Quando il nemico invisibile inizia a far trapelare informazioni top secret che potrebbero mettere a repentaglio la sicurezza nazionale, le due unità vengono ciascuna incaricata di indagare a vicenda sull’altra. La situazione però si fa sempre più tesa, perché Park Pyong-ho e Kim Jung-do sanno che, qualora non dovessero riuscire a scovare la talpa, saranno loro ad essere accusati come spie: e tutto si complica quando, durante le indagini, emerge un complotto per assassinare il presidente sudcoreano…
Lee Jung-jae, protagonista del fenomeno mondiale di Netflix Squid Game, che presto tornerà con una seconda stagione, esordisce alla regia con un thriller di spionaggio che, nella migliore tradizione sud-coreana, va ad inserirsi in quel lungo filone di film che commentano le tensioni tra Corea del Sud e Corea del Nord, da Joint Security Area di Park Chan-wook a Il prigioniero coreano di Kim Ki-duk passando per Burning di Lee Chang-dong, solo per citarne alcuni (lo stesso Parasite di Bong Joon-ho era, sotto sotto, una grande metafora sulle differenze delle due nazioni).
Sequenze d’azione molto fisiche, violenza spesso grafica da exploitation, ritmo vorticoso ed esasperato: un thriller spy-movie che ha la cadenza di un film di guerra, perché è di guerra che in fondo sembra voler parlare il regista, una guerra di visioni del mondo e filosofie di vita.

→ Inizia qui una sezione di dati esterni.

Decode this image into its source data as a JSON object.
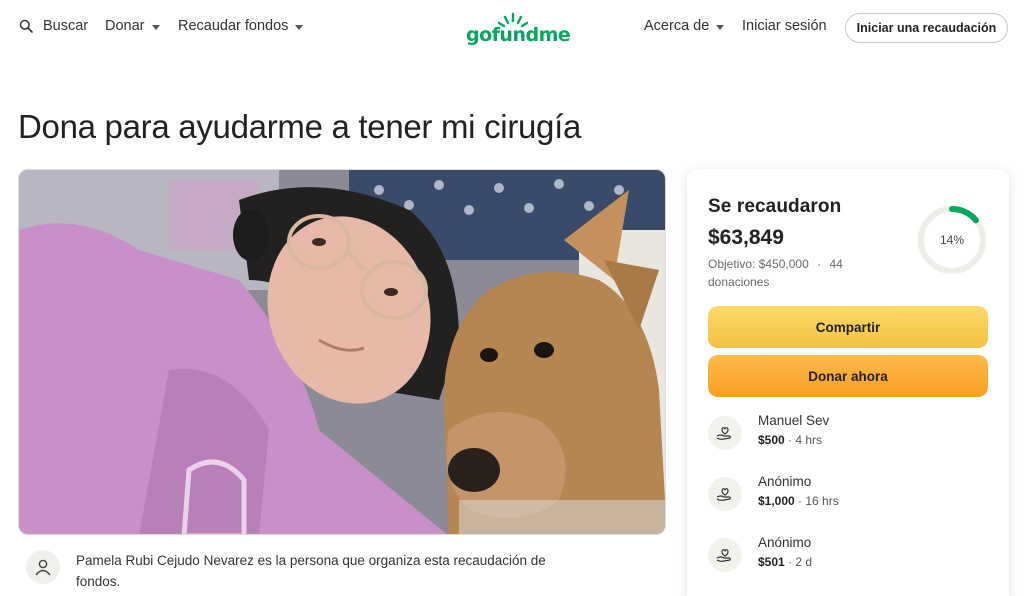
{
  "header": {
    "search_label": "Buscar",
    "donate_label": "Donar",
    "fundraise_label": "Recaudar fondos",
    "logo_text": "gofundme",
    "about_label": "Acerca de",
    "signin_label": "Iniciar sesión",
    "start_label": "Iniciar una recaudación"
  },
  "page": {
    "title": "Dona para ayudarme a tener mi cirugía"
  },
  "organizer": {
    "text": "Pamela Rubi Cejudo Nevarez es la persona que organiza esta recaudación de fondos."
  },
  "campaign": {
    "raised_label": "Se recaudaron",
    "raised_amount": "$63,849",
    "goal_text": "Objetivo: $450,000",
    "separator": "·",
    "donations_count": "44 donaciones",
    "progress_label": "14%",
    "progress_fraction": 0.14,
    "share_label": "Compartir",
    "donate_now_label": "Donar ahora"
  },
  "donations": [
    {
      "name": "Manuel Sev",
      "amount": "$500",
      "time": "· 4 hrs"
    },
    {
      "name": "Anónimo",
      "amount": "$1,000",
      "time": "· 16 hrs"
    },
    {
      "name": "Anónimo",
      "amount": "$501",
      "time": "· 2 d"
    }
  ],
  "colors": {
    "brand_green": "#02a95c",
    "share_yellow": "#f6c342",
    "donate_orange": "#f89f22"
  }
}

Speak no evil di Christian Tafdrup
Nella memoria recente pochi horror hanno saputo lavorare così bene sulla tensione delle piccole cose, sui timori che si annidano nella quotidianità e sulla cattiveria nascosta dietro le maschere indossate dagli altri come invece ha saputo Speak no evil, dramma danese co-scritto e diretto da Christian Tafdrup.

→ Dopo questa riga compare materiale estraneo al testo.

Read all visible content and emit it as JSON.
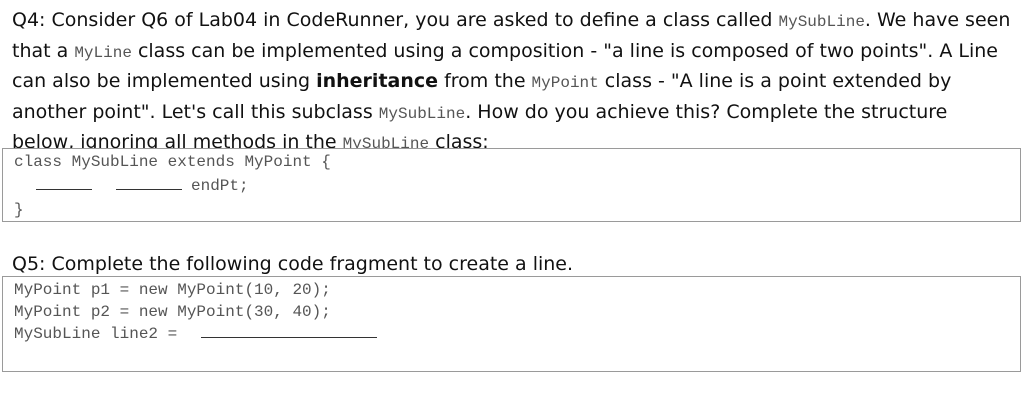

Nella storia di due famiglie padre-madre-figlio/figlia che si incontrano (non troppo) casualmente durante una vacanza estiva (nell’immediatamente riconoscibilissima Toscana, pensate un po’), il film trova una durezza di contrasti che lo rende subito e sempre disturbante, nel senso di prurigine epidermicamente fastidiosa ed irritante, e quindi psicologicamente aggressiva, per come, lavorando di trovate di sceneggiatura in trovate di sceneggiatura, il film è in grado di raccontare gli orrori più indicibili e raccontarsi sequenza dopo sequenza attraverso momenti e situazioni familiari per tutti: una chiacchierata in cucina durante i preparativi per il pasto, un ritorno a casa notturno con autista un po’ brillo dopo una serata di bagordi, perfino una pisciata notturna può diventare, all’interno del meccanismo di tensione allestito da Tafdrup, qualcosa di sbagliato, qualcosa di perverso, qualcosa di oscuro.
E fino all’esplosione di violenza assurda nel finale, per il quale non verranno offerte spiegazioni nella miglior tradizione del miglior horror possibile, quello che c’è e basta e che agisce perché si, Speak no evil è un costruire tensione dopo l’altra, scena dopo scena, a partire da ciò che più c’è di naturale nella quotidianità: il contatto con l’altro. Strascichi, forse, di tre anni di pandemia e restrizioni, che qui deflagrano lentamente lungo gli slow motion sui quali a volte cavalcano le scene.
Una discesa lenta nel buio, anticipata del resto dalla sequenza iniziale: una delle migliori corse verso l’ignoto viste di recente.